Und ich höre Bruno, sage ich. Schon als ich noch ein Kind war und daran dachte, wie er tot im Schnee von Stalingrad lag, redete er zu mir. Und als ich erfuhr, dass er nicht tot war, redete er noch mehr. Er ist jedoch zu weit weg, als dass ich seine Worte vernehmen könnte. Das Einzige, was ich höre, ist seine Stimme, eine Stimme, von der ich mich nicht abwenden kann. Ich muss näher an sie heran, obwohl ich nicht weiß, wie.

Lech fragte, warum gerade Brunos Stimme so zwingend war. Vielleicht geht es um ein Wiedererkennen, sagte ich, so wie man sich von gewissen Menschen angezogen fühlt, auch von gewissen Büchern, gewissen Bildern und gewisser Musik. Man erkennt etwas aus der eigenen tiefsten Tiefe wieder, etwas, was den Boden für all das bildet, was man ist.

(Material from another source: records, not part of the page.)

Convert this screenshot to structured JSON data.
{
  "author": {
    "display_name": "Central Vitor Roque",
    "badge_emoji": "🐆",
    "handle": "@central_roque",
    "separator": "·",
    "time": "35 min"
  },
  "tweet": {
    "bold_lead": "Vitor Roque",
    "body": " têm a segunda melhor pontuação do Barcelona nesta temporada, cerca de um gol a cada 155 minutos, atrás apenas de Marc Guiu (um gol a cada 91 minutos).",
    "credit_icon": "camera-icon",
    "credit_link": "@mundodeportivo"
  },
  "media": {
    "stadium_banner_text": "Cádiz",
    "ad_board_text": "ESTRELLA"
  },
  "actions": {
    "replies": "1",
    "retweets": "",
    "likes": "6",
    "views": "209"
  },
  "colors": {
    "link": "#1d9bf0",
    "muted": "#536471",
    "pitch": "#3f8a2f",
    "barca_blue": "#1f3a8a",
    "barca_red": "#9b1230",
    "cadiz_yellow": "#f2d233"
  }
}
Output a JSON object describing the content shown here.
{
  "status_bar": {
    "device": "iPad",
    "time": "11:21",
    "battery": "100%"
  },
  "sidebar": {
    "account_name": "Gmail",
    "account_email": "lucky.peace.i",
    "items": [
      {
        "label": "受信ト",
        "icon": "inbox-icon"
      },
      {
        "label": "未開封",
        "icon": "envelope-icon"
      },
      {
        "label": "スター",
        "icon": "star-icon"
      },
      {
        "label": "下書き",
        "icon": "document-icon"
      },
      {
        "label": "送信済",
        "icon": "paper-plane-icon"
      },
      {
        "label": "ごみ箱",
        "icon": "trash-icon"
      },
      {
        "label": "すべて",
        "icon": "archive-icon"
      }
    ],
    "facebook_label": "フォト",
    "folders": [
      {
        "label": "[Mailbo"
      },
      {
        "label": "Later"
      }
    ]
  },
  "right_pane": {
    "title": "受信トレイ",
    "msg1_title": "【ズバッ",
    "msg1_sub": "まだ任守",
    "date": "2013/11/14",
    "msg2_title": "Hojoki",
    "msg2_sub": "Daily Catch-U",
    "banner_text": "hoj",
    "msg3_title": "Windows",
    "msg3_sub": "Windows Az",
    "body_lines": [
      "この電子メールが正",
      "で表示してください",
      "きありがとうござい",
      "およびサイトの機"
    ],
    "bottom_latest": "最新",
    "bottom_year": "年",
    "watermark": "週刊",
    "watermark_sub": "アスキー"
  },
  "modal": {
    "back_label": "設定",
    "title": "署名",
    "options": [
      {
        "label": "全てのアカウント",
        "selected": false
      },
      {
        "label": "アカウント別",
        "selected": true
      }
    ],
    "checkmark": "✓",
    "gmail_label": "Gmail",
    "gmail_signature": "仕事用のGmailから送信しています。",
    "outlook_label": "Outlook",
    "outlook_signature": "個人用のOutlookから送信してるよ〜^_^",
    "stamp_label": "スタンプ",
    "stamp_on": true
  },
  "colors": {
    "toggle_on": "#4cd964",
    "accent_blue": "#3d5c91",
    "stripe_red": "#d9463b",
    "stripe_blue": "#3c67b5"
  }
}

Lech sagte, er glaube zu verstehen. Dann erzählte er eine Geschichte, an die er sich ausgerechnet jetzt erinnerte, aus einem Grund, den er nicht begriff. Bevor wir uns begegnet waren, hatte er eine Zeit lang in Österlen gewohnt. Dort hatte er einen langen Spaziergang unternommen, als er an einer umzäunten Wiese vorbeigekommen war, auf der es überall Maulwurfshügel gab. Ein Mann mit Sportmütze war gerade beim Reparieren des Zauns. Als Lech mit ihm sprach, erzählte der Mann, dass er neugeborene Maulwurfjunge in der Hand gehalten hatte. Dass sie nackt und blind waren und nicht größer als eine Puffbohne, hatte ihm nichts ausgemacht. Aber, dass sie zitterten. Auch als er sie weggelegt hatte, war das Zittern in seiner Hand verblieben.